NEW DELHI, India — New Delhi's All India Institute of Medical Sciences (AIIMS) is, arguably, India's best hospital.
But even though patients travel for hours – even days – to seek treatment here, they don't show the same respect inside its hallowed walls. A new survey shows that a whopping 90 percent of them spit inside the hospital building, raising the risks of dangerous hospital-acquired infections like tuberculosis, pneumonia, and swine flu.
Most hospital acquired infections are spread by indiscriminate spitting, concludes the survey, which was conducted by the Department of Neurosciences at AIIMS. The study found that attendants were even spitting in the corridors outside the ICU and isolation wards.

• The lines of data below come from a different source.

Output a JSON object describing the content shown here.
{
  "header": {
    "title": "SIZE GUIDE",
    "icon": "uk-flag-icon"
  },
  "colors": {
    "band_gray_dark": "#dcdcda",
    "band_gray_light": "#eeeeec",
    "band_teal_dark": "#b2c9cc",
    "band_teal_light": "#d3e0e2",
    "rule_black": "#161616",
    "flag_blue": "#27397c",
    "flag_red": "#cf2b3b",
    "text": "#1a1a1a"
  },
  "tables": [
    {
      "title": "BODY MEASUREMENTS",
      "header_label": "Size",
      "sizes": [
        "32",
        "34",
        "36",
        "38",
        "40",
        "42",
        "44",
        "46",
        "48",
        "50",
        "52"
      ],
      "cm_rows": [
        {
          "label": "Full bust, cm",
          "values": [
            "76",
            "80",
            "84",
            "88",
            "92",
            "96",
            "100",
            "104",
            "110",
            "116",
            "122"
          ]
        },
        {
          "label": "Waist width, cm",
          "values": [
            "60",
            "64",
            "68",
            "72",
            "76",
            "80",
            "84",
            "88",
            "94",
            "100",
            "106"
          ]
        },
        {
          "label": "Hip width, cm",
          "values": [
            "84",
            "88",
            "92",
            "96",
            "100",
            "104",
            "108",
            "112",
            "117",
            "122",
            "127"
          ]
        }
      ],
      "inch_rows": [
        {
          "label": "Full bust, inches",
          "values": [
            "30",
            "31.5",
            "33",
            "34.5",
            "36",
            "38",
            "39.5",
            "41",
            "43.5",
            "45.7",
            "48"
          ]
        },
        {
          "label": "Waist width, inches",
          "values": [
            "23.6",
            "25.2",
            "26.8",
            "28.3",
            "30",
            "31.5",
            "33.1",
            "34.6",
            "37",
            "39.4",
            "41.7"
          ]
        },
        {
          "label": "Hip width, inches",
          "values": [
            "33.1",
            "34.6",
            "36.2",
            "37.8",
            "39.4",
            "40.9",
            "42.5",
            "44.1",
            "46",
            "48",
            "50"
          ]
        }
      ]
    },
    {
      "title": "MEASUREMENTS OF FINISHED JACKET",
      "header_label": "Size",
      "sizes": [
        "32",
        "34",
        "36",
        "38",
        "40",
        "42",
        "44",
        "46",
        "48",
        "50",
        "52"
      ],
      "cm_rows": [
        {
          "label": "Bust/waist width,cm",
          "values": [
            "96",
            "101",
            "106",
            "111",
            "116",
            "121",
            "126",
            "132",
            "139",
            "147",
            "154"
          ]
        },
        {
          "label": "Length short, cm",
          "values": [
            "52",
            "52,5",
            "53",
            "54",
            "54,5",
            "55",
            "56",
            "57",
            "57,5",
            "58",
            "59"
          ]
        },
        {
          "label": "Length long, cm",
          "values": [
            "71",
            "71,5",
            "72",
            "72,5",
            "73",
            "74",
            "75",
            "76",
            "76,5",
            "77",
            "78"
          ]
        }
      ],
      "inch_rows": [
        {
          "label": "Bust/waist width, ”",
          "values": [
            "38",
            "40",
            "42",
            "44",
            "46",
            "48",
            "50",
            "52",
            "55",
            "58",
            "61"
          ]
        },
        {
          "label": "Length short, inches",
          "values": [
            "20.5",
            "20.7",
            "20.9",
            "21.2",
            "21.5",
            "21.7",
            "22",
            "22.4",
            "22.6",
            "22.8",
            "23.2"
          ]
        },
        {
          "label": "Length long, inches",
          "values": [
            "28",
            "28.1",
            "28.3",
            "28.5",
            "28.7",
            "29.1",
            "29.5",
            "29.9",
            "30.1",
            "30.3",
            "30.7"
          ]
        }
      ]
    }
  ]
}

In other words, if you weren't sick when you got here, you might be when you leave.
“When we looked at the reason for spitting, about 80 percent said it was a habit, and about 16 percent said it was because they chew betel nut and tobacco,” said Dr. Manjari Tripathi.
Near the entrance to the outpatient department, as security guards move along the pavement, rousting patients camped here to await treatment, the challenge of keeping the premises clean becomes clear. Here and there patients and their families have set up impromptu picnics. In one corner, a man with a catheter restlessly shifts his bag of milky urine out of the sun next to a huge, blue signboard that is surely unintelligible to him. IMPORTANT NOTICE, it reads:
1. PLEASE PUT THE WASTES INTO THE DUSTBIN ONLY.
2. SMOKING USAGE OF TOBACCO, PAN MASALA ETC. ARE BANNED IN THE AIIMS HOSPITAL PREMISES AND IT IS PUNISHABLE IF FOUND GUILTY.
3. DO NOT SPIT IN THE HOSPITAL PREMISES.
4. GIVING FOOD TO MONKEYS AND DOGS IN THE HOSPITAL PREMISES IS STRICTLY NOT ALLOWED
Most of these people camped on the pavement are villagers. Uneducated and living hand to mouth, they've traveled for eight hours or more to get here, and after the guards kick them out they'll find a place on the median or beneath an overpass to spend the night until the hospital reopens in the morning.
“Of course the people are spitting here and there,” says 60-year-old Khajan, a villager who has traveled for five hours on local buses, only to face a long day of waiting for a doctor. “What difference does it make?”
That kind of apathy from patients who have bigger problems is only one of the challenges AIIMS faces.
While private institutes like Apollo and Escorts have earned the lion's share of headlines for attracting medical tourists from Britain, the United States and other developed countries, a typical 700-bed private hospital in Delhi treats only around 200,000 people a year, at fees that start around $25 a day for inpatients — nearly half the monthly salary of a lower middle class worker. Government-run AIIMS, with around 2,000 beds, treats 3.5 million people a year, charging only about $1 a day for in-patients and providing emergency care for free.
Even with government funding of around $100 million a year, budgets are strained. The student doctors who make up the bulk of the medical staff here earn only about $300 a month. The orderlies and cleaning crew are routinely asked to put in unpaid overtime to keep the place running. And the constant flow of nearly 10,000 people per day make the outdated building materials — which include rough concrete, cracked tile floors and windows that don't seal – almost impossible to keep clean.
“See, we are in India,” says one hospital employee, who asked not to be named. “We are Indians. We have our local standards. This is a public hospital, so the public will do what the public will do. We have to deal with it.”
To be fair to its beleaguered sanitation staff, though the ramshackle premises would come as a shock to a visitor from America or Europe, AIIMS deserves some credit for cleanliness. Inside the outpatient department, the floors show signs of recent mopping, and most corners are free of the blood red spit stains — the hallmark of the popularity of the betel nut-based stimulant known as paan — that are ubiquitous in most government buildings. One can only occasionally detect the faint scent of disinfectant. But that's leaps and bounds ahead of other Delhi institutions, like Lok Nayak Hospital, where the mysterious stink of seeping sewage is pervasive.
According to the hospital staff member who spoke to GlobalPost, lack of manpower is a bigger challenge than spitting. Showing us a contract for outsourcing the cleaning of toilets to a private firm for around $80,000, the worker laments the denial of a routine request for increasing the cleaning staff by a measly six people.
“We (the cleaning staff) have no authority, and no channel for promotions,” the employee says. “If a VIP is coming, we're called for duty in the middle of the night, with no pay for overtime. They want everything done right. But they don't do anything for us.”
And it's the poor people waiting to be shown off the premises for the night by the hospital guards who have to bear the brunt.
“Sure, people spit,” says 32-year-old Bhagwan, who has been making a seven-hour journey to bring his anemic wife here for treatment for the past three years. “People even take a crap if they have to. It's only because of that they lock us out at night.”